Non-academic staff in public universities across the country on Monday commenced a 14-day warning strike. They joined their colleagues in the Academic Staff Union of the Universities (ASUU) who have been on strike since March this year. The grievances of the Non Academic Staff of Universities (NASU) members range from alleged flaws in the implementation of the Integrated Payroll and Personnel Information System (IPPIS) to non-payment of arrears of earned allowances and minimum wage despite various memoranda of understanding.
The unions do have genuine concerns which the federal government ought to have addressed before approving resumption of academic activities in institutions of higher learning. Payment of workers’ emoluments should be considered a major priority just as maintenance of infrastructure in the institutions to promote learning. As late in the day as it may seem, we believe the government should engage the unions in a constructive, sincere and realistic dialogue to bring the face-off to an end. But the leadership of the various unions must also temper their demands with realism.

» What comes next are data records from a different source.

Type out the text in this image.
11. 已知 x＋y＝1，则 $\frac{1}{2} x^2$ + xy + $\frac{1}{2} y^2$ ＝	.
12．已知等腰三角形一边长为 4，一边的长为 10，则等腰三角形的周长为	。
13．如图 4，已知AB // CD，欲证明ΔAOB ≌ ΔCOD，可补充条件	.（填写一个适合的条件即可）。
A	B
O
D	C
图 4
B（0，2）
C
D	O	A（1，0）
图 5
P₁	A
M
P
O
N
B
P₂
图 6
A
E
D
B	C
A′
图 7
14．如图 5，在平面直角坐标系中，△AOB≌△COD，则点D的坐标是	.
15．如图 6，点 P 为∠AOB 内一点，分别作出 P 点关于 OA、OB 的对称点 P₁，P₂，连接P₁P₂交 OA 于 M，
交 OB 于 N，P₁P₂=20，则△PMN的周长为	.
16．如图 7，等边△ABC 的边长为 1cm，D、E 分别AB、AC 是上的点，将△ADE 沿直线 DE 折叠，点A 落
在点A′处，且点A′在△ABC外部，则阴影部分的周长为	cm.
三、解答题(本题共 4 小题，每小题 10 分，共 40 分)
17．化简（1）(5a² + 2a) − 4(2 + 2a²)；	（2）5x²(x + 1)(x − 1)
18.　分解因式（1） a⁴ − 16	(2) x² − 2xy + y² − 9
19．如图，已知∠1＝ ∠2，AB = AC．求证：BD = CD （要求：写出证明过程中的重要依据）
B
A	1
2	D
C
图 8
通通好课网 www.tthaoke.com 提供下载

Given that Nigerian university students perhaps spend more time at home than in school, it is no surprise that many of our graduates are barely literate. The functionally literate ones are uncreative and unproductive. The corporate labour market shuns them. For a country in a hurry to develop, and catch up with today’s knowledge economy, Nigeria lags too far behind in education. To worsen matters, the increase in the number of public universities amid dwindling resources has adversely affected the quality of academic staff, research and much more in our universities. This calls for far-reaching reforms in the tertiary education sector and that cannot be done in an environment in which stakeholders are busy attacking one another in the media.
The serial infidelity to implementation of agreements has become a huge burden. From the unions in the education sector to those in the health sector, the story is the same: failure to implement agreement. On the current ASUU strike, a compromise has to be reached. Throwing brickbats as to who should go to the farm between the lecturers and the minister of state for education will not resolve the crisis at hand. All the critical issues in our tertiary institutions must be addressed in an atmosphere of mutual respect between the stakeholders. ASUU and the federal government must therefore go back to the negotiating table in the interest of Nigerian students.
It is unfortunate that the federal government and the unions have for several years been locked in running battles over the implementation of agreements reached. The consequences have been lengthy industrial strikes with the attendant debilitating effects on educational development in particular and academic pursuits in general. Yet, as we have repeatedly argued on this recurring problem, whatever the issues are, it is important to find common grounds because these strikes impact negatively on the quality of tertiary education in Nigeria.
While there is no way we can develop our country until efforts are made to revitalise key sectors like education, most of disputes are always occasioned by broken promises. Therefore, going forward requires other critical stakeholders in the education sector joining in the efforts to find a lasting solution to what has become a perplexing national challenge. But in doing this, the federal government must take the initiative so that we can collectively come up with ways to reposition tertiary education in our country.
Meanwhile, the authorities must find a way to resolve the current crisis so that both ASUU and NASU can call off the strike so that our students can return to campus.